5. Where the trial judge sets forth in his charge the contentions of the parties and instructs the jury that if the defendant sustains by proof ' a contention set forth in his pleadings, he will be entitled to prevail, and, under his plea of recoupment, recover against the plaintiff such amount as the jury might find in his favor, if fuller and more explicit instructions upon the issue as thus set forth are desired, they should be duly requested in writing. Under the rule just announced there is no error requiring a new trial in the instructions set out in the fifth ground of the amended motion for a new trial.
6. The jury having found in favor of the plaintiff the full amount sued for, and against the plea of recoupment filed by the defendant, any inaccuracy in the charge, with reference to the amount which should have been found for the defendant in the event his plea of recoupment was sustained, is not cause for a new trial.
7. The parties having entered into a written contract, under the terms of which the plaintiff was to cut into lumber certain pine timber at an agreed price to be paid upon delivery of the lumber, it was not erroneous to charge the jury that if the defendant failed and refused to pay for the lumber upon delivery, as provided for in the written contract, after demand for payment by the plaintiff, the latter would have been authorized under the contract to suspend operations.
8. While, under the terms of the contract between the parties, the question as to where the lumber was to be checked, and where it was in fact checked and measured, was immaterial, an instruction to the jury that *359the parties were at issue in reference to this contention, and it should be determined^ from the evidence, was not prejudicial, under the facts of this case.
Decided July 23, 1912.
Complaint; from city court of Oglethorpe — Judge "Wall presiding. April 20, 1912.

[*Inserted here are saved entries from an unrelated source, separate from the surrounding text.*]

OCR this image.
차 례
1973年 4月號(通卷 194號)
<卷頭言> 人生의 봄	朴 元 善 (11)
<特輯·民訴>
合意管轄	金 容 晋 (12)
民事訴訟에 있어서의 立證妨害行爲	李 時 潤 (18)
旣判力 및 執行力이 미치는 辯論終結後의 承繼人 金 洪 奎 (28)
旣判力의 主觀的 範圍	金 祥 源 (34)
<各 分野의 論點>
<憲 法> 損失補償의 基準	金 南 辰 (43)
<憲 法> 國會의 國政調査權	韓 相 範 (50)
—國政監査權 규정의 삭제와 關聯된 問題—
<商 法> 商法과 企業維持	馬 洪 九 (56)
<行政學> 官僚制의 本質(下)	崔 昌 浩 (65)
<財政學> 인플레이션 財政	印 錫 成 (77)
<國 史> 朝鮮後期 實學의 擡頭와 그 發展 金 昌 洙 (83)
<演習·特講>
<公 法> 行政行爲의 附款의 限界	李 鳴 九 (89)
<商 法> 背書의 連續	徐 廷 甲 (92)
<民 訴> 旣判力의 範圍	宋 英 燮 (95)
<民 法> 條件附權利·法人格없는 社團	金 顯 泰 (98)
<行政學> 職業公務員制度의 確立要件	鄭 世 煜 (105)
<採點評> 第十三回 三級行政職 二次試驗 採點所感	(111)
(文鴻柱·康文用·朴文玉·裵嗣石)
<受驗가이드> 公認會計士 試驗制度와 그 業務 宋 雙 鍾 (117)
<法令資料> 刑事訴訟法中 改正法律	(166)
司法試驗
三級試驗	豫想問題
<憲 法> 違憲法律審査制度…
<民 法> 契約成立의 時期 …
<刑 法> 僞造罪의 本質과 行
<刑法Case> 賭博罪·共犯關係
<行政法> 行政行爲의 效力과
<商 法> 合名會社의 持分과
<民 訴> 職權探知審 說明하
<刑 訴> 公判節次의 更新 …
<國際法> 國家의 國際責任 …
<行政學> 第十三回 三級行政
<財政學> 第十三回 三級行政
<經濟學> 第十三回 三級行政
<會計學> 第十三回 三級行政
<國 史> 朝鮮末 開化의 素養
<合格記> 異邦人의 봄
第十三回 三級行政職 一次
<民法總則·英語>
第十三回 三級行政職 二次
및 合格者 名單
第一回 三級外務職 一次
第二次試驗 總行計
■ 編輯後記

Jule Felton, for plaintiff in error.
Jere M. Moore, J. J. Bull & Son, contra.
9. The written contract between the parties provided that the lumber was to be delivered to the defendant at the plaintiff’s sawmill, and that the defendant Was to pay for the lumber as soon as such delivery was made. There was no provision in the contract in reference to the quality of lumber to be delivered, but the law will imply that the parties intended the lumber to be merchantable and suitable for the uses to which it was to be put by the defendant. If lumber was delivered to the defendant at the plaintiff’s sawmill and accepted, the defendant was bound to pay the agreed price for the lumber. It was, therefore, not error to charge the jury as-follows: “I charge you that the "defendant in this case would be responsible for all lumber that was cut and delivered at the plaintiff’s sawmill.”
10. The following instruction contained an accurate statement of the law: “I charge you that it is the duty of the defendant upon his cross-petition or plea of recoupment, as it is on the plaintiff on his part, in law to make out his ease by a preponderance of evidence; and unless this is done, you are authorized to find against his contentions.”

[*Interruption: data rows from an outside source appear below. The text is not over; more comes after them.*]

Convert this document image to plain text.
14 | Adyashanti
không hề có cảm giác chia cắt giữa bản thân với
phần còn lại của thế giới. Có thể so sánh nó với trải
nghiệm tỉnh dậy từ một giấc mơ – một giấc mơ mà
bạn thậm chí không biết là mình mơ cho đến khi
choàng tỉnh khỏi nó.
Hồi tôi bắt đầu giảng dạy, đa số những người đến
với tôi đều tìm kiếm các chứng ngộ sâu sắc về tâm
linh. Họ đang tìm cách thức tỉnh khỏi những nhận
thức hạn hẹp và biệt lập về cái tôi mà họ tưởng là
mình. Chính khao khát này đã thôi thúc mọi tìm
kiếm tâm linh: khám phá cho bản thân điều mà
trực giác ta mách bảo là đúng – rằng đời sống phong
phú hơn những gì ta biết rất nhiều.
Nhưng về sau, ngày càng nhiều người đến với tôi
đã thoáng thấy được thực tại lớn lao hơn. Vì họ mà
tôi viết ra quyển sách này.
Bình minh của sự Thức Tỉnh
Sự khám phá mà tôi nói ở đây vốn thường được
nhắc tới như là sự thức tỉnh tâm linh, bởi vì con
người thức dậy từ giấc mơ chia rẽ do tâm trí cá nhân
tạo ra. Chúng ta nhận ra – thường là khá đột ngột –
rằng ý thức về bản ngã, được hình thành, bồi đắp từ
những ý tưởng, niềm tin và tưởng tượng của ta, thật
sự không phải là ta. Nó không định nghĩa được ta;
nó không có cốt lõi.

11. An exception to the charge as a whole, upon the ground that it does not present in a clear and lucid manner the issues involved in the case, and is misleading, and omits to refer to some of the issues, magnifying the contentions of one of the parties, presents no assignment of error for consideration by the reviewing court.

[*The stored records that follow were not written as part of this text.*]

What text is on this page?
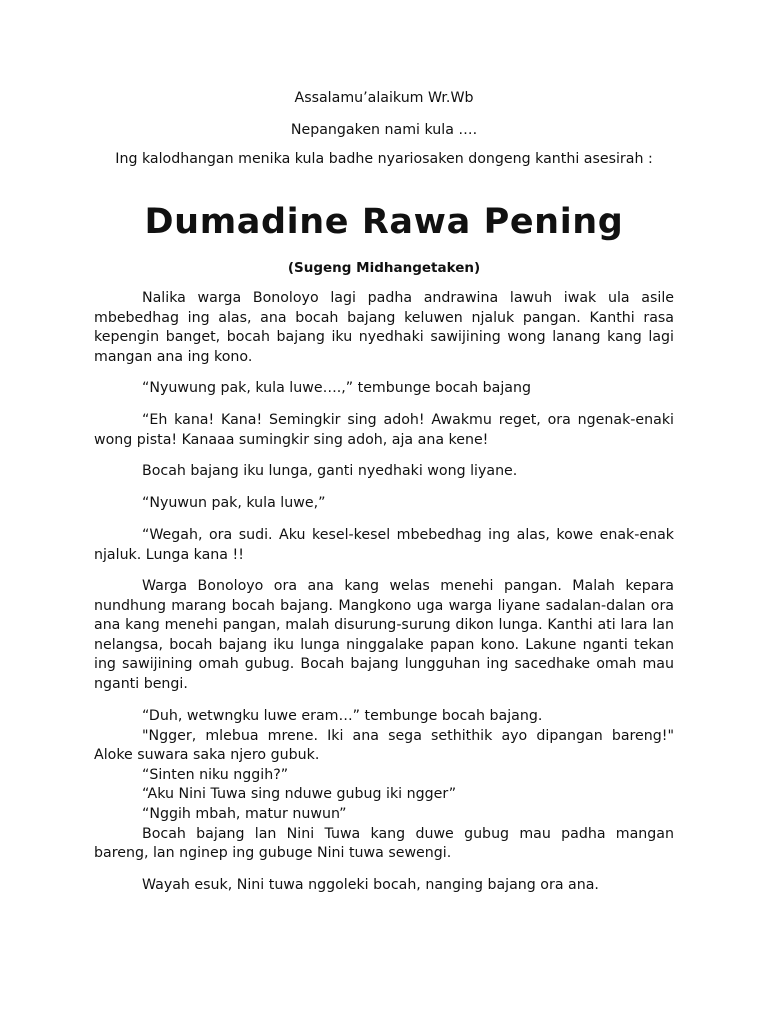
Assalamu’alaikum Wr.Wb

Nepangaken nami kula ….

Ing kalodhangan menika kula badhe nyariosaken dongeng kanthi asesirah :

Dumadine Rawa Pening

(Sugeng Midhangetaken)

Nalika warga Bonoloyo lagi padha andrawina lawuh iwak ula asile mbebedhag ing alas, ana bocah bajang keluwen njaluk pangan. Kanthi rasa kepengin banget, bocah bajang iku nyedhaki sawijining wong lanang kang lagi mangan ana ing kono.

“Nyuwung pak, kula luwe….,” tembunge bocah bajang

“Eh kana! Kana! Semingkir sing adoh! Awakmu reget, ora ngenak-enaki wong pista! Kanaaa sumingkir sing adoh, aja ana kene!

Bocah bajang iku lunga, ganti nyedhaki wong liyane.

“Nyuwun pak, kula luwe,”

“Wegah, ora sudi. Aku kesel-kesel mbebedhag ing alas, kowe enak-enak njaluk. Lunga kana !!

Warga Bonoloyo ora ana kang welas menehi pangan. Malah kepara nundhung marang bocah bajang. Mangkono uga warga liyane sadalan-dalan ora ana kang menehi pangan, malah disurung-surung dikon lunga. Kanthi ati lara lan nelangsa, bocah bajang iku lunga ninggalake papan kono. Lakune nganti tekan ing sawijining omah gubug. Bocah bajang lungguhan ing sacedhake omah mau nganti bengi.

“Duh, wetwngku luwe eram…” tembunge bocah bajang.
"Ngger, mlebua mrene. Iki ana sega sethithik ayo dipangan bareng!" Aloke suwara saka njero gubuk.
“Sinten niku nggih?”
“Aku Nini Tuwa sing nduwe gubug iki ngger”
“Nggih mbah, matur nuwun”
Bocah bajang lan Nini Tuwa kang duwe gubug mau padha mangan bareng, lan nginep ing gubuge Nini tuwa sewengi.

Wayah esuk, Nini tuwa nggoleki bocah, nanging bajang ora ana.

12. The written contract between the parties containing simply an obligation on the part of the plaintiff to cut and deliver certain lumber to the defendant, and binding the latter to take and pay for the lumber, evidence that the defendant relied upon the contract with the plaintiff to keep a planing-mill supplied with lumber was irrelevant and immaterial, in the trial of an action for the agreed price of lumber delivered to the defendant.
13. The evidence authorized the verdict, and there was no error requiring a new trial. Judgment affirmed.